Haley Deming (BBYO USA ’11), Storyteller and Digital Marketer
This month we are proud to feature Haley Deming, a granddaughter of two Holocaust survivors, and an alumna of the BBYO. Inspired by her experience on the March of the Living, coupled with 2020 being a year like no other, Haley became determined to write and publish her grandmother’s story.
In May 2011, when I was a senior in high school, I had the privilege and opportunity to participate in March of the Living through the Jewish youth group, BBYO. As both the granddaughter of Holocaust survivors and an active member in my local Jewish community, I was exposed to the atrocities against Jews at an early age. As a teenager, taking a trip as emotionally and physically taxing as March of the Living wasn’t how I envisioned entering adulthood and while it was significant, I quickly moved past it.
What I didn’t realize until recently was that this experience had become a defining moment: Padding through the remnants of one of the worst human rights crises concretely solidified my views and put me on an eye-opening path of advocacy for human rights, regardless of race, religion, and abilities.

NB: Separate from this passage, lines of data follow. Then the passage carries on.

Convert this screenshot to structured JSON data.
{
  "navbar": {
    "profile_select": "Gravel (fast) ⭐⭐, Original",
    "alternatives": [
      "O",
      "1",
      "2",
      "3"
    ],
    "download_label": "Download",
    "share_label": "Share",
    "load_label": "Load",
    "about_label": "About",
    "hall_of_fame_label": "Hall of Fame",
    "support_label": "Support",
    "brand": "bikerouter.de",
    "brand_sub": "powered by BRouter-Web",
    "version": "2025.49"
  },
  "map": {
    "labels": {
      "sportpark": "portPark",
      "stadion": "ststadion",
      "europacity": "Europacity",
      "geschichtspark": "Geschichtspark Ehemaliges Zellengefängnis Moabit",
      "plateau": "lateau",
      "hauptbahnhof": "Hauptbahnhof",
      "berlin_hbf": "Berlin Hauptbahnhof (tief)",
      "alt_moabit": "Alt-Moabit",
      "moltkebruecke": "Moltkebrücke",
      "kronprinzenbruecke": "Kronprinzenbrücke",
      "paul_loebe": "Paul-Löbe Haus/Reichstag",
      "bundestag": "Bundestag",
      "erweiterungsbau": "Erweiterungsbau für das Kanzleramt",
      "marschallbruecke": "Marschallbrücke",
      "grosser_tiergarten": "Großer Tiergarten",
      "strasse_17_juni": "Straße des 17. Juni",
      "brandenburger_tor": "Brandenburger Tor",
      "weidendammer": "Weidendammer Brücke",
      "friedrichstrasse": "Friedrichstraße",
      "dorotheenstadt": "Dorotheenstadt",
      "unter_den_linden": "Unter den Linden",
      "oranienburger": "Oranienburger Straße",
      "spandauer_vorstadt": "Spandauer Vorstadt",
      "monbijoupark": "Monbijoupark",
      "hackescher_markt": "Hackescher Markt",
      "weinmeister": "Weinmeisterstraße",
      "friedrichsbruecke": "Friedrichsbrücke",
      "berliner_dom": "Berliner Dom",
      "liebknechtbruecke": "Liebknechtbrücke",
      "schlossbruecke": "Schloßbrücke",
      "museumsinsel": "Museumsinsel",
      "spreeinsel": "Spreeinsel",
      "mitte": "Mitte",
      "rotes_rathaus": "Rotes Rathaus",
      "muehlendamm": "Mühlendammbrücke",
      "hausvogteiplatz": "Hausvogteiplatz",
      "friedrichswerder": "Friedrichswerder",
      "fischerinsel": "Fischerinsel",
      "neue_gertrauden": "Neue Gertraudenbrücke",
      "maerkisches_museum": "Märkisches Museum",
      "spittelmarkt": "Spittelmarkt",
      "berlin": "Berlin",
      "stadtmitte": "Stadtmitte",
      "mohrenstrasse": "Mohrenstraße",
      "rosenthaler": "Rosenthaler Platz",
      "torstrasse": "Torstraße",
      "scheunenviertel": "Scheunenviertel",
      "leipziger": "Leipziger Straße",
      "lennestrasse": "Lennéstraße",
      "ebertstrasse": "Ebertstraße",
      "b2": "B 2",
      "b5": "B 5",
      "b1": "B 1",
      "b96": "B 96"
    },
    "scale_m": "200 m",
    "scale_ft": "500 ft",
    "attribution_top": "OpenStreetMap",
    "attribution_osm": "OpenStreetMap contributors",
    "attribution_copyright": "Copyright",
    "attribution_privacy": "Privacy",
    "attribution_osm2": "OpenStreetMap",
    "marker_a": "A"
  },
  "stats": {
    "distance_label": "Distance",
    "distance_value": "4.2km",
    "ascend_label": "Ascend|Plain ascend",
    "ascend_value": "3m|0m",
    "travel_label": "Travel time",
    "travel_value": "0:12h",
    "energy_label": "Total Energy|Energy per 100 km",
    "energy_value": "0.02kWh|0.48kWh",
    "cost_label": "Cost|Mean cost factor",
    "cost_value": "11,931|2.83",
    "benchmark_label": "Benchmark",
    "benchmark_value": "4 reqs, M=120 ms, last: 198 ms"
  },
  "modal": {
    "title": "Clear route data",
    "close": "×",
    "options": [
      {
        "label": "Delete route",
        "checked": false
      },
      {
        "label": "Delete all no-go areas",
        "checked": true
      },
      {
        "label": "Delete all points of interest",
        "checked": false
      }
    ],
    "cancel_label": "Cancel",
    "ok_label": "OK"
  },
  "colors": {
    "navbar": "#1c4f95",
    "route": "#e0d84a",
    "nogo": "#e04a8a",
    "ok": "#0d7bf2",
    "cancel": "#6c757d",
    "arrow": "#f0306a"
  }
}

At 17, I walked around Birkenau, Auschwitz, Majdanek, and Treblinka, not by way of a video or audio clip, but with my own legs. And while the trauma of bearing witness to what happened there sometimes right in the heart of a bustling city, pales in comparison to what the victims of the Holocaust suffered, it was immensely painful and personal. Despite that experience, however, I don’t think the weight of my personal responsibility set in until my late twenties.
My responsibility as a descendent of survivors, and as a Jew, is to make sure that the world never forgets what really happened. 6 million Jews wrongfully perished at the hands of evil. Society has already shown us that it’s too easy to forget and rewrite history, and much harder to keep the truth, and facts, alive.
With the professional skills I’ve developed as a storyteller in digital marketing and communications, along with the gift of my 97-year-old survivor grandmother Rose Lindenberg’s memories, I am honored to share her story as a stepping stone toward my next phase of advocacy against antisemitism, for Holocaust remembrance, and countering hate.
While my strongest personal connection is to the Holocaust and antisemitism, this is not just a Jewish story; this is a human story. Similar atrocities have continued to impact other targeted communities around the world, and while I am not so naive to think I have a solution, I do know that through educational storytelling, active listening, and speaking up, we can work toward change and ‘tikkun olam’ (repair the world).